Schools claim to measure intelligence—but what they really measure is conformity and test-taking ability.
- A child who questions the teacher is labelled 'disruptive'
- A student who can’t sit still is seen as a 'problem'
- Artistic or hands-on learners are told they are 'underachieving'
The result? Children lose their natural love of learning. They learn to play the game, not to understand the world.
The curriculum Is outdated — and everyone knows it
Why do students spend years learning about trigonometry or oxbow lakes, but never learn how to:
- Understand personal finance?
- Evaluate online information critically?
- Start a business?
Life skills are treated like 'extras' — while outdated academic content is force-fed because 'it’s always been done this way.'
Teachers are trapped, too
This isn’t an attack on teachers. Most educators are doing their best in a broken system. They’re underpaid, overworked, and forced to teach-to-the-test.
Creativity in the classroom is often stifled by rigid inspection frameworks and bureaucratic interference.
If the system doesn’t trust teachers to innovate, how can we expect students to?
The inequality problem no one fixes
Let’s not forget that school success is often determined before a child ever enters the classroom. Access to quality education, nutrition, internet, parental involvement, and extra-curriculars varies wildly.
While private schools offer holistic, inquiry-based learning, many public schools struggle just to meet basic needs.
So who really benefits from the current system?

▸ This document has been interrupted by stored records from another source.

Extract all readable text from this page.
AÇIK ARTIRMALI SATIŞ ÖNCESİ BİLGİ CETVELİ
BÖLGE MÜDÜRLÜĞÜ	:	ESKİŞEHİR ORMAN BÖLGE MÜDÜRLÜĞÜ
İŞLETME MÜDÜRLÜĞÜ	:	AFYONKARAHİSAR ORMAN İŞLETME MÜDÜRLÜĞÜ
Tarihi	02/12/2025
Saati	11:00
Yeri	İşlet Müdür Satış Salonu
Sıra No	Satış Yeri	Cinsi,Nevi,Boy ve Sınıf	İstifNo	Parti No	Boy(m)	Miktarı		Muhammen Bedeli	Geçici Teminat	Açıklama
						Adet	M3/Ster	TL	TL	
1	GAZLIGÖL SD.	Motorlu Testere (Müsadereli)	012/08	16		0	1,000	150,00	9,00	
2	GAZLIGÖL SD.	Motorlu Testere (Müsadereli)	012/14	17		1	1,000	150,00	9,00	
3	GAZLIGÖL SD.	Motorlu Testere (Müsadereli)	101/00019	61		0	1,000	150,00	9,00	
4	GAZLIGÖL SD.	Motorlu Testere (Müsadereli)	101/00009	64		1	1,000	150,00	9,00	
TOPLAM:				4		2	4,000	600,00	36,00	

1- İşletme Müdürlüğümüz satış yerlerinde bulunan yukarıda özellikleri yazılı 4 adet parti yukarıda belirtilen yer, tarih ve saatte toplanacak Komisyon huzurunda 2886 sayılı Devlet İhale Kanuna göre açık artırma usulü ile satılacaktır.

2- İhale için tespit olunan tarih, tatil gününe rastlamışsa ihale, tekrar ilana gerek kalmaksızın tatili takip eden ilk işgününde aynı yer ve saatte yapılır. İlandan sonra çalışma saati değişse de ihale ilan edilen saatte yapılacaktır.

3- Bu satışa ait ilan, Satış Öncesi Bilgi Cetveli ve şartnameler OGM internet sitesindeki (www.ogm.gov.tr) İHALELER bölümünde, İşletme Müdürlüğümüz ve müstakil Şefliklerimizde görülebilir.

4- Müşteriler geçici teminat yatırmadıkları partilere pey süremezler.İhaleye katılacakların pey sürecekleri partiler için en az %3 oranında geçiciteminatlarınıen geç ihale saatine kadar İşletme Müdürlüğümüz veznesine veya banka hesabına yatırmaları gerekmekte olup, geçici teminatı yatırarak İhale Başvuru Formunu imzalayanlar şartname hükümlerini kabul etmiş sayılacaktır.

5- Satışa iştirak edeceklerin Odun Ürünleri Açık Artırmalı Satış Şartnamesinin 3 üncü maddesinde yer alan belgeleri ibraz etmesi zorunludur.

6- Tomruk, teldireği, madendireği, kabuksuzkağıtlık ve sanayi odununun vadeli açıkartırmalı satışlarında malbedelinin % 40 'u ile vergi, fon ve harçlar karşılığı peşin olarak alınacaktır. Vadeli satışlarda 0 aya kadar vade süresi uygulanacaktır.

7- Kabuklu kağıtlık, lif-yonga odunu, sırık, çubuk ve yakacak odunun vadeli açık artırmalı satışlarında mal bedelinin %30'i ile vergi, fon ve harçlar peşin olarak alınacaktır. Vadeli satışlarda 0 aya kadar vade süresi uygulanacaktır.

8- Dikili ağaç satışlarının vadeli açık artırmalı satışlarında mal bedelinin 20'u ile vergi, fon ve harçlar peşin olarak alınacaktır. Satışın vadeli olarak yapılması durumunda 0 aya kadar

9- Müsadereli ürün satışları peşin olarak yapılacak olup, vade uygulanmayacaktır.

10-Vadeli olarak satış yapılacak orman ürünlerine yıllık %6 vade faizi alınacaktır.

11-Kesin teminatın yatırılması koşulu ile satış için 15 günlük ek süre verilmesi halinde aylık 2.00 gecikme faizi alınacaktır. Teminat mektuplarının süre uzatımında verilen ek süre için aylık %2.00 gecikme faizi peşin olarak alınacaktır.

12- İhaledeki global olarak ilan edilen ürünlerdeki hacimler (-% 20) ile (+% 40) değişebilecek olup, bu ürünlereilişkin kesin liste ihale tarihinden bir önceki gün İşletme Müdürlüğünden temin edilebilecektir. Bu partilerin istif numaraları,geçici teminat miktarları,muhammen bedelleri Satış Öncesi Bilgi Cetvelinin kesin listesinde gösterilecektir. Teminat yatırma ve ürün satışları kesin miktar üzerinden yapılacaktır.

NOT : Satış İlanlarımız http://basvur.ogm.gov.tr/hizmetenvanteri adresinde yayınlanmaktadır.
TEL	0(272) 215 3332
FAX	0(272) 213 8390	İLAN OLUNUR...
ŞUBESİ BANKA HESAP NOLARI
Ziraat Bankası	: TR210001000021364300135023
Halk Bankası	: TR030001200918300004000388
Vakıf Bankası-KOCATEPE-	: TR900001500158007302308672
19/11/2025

What if school was rebuilt from scratch?
Imagine a school where:
- Success isn’t defined by grades, but by growth
- Students pursue personalised learning journeys
- Collaboration is valued over competition
- Creativity, coding, and communication are core subjects
- Real-world projects matter more than multiple-choice exams
This isn’t a utopian fantasy; many alternative schools and ed-tech platforms are already doing it.
The system won’t change unless we demand it
Governments, curriculum authorities, and test publishers won’t change the system voluntarily — it’s too profitable, too convenient, and too ingrained.
Parents, educators, and students must challenge the narrative.
Ask hard questions. Push for reform. Support innovation.